Rail strikes will mean six days of disruption and no passenger services for Chester and Blackpool

Credit: ITV News

Rail strikes next week will see parts of the North West with no passenger services.

Network Rail say there will be no passenger trains running in and out of Chester and Blackpool if the strike goes ahead.

Half of Britain's rail lines will be closed, it said, as strikes happen Tuesday 21, Thursday 23 and Saturday 25 June.

Train operator Northern urged passengers "not to travel" between Tuesday and Sunday.
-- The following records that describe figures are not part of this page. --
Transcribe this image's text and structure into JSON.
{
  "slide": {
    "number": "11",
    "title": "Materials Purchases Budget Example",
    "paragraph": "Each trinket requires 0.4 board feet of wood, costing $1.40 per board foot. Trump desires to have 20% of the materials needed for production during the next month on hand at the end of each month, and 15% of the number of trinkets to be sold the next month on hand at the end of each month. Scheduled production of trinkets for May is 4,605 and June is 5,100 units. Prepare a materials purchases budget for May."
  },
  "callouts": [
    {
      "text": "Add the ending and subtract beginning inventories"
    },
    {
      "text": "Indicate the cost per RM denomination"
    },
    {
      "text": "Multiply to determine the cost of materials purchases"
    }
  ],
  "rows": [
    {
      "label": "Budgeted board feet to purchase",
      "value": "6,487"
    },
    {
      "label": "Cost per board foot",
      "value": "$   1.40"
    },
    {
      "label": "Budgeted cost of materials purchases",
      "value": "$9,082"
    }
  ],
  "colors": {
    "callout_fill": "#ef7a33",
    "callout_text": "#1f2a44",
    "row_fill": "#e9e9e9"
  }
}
TransPennine Express told passengers they should "only travel if journeys are essential" on strike days, adding that "services will also be affected on the days following the industrial action, particularly in the mornings".

Credit: ITV News

Tim Shoveller, Network Rail's managing director for the North West and Central region, said: "The service that we can offer to passengers in the mornings is going to be very limited.

"Even on the intermediate days we won't be able to operate anything like a full service with the normal amount of capacity or frequency of trains.

"That's what gives rise to effectively six days of disruption."

  • The number of passenger services on the strike days is expected to be limited to around 4,500 compared with 20,000 normally.

  • Lines will only be open between 7.30am and 6.30pm, meaning services will start later and finish earlier than usual.

  • Passengers "who must travel" are urged to "plan ahead" to ensure they can complete their journeys within this window, Network Rail said.

  • Open lines include the West Coast Main Line from London to Scotland via locations such as Preston and Manchester.

Only around 12,000-14,000 services will be able to run on the days following the strikes. Credit: ITV News

Members of the Rail, Maritime and Transport union at Network Rail and 13 train operators are involved in similar disputes over pay, jobs and pensions.

The union has called for a meeting with the government ahead of the action.

Steve Montgomery, who chairs industry body the Rail Delivery Group, said: "These strikes will affect the millions of people who use the train each day, including key workers, students with exams, those who cannot work from home, holidaymakers and those attending important business and leisure events."

Only around 12,000-14,000 services will be able to run on the days following the strikes.

This is because signallers and control staff will not work overnight shifts that begin on the strike dates.

That means trains will not be able to leave depots for up to four hours later than normal.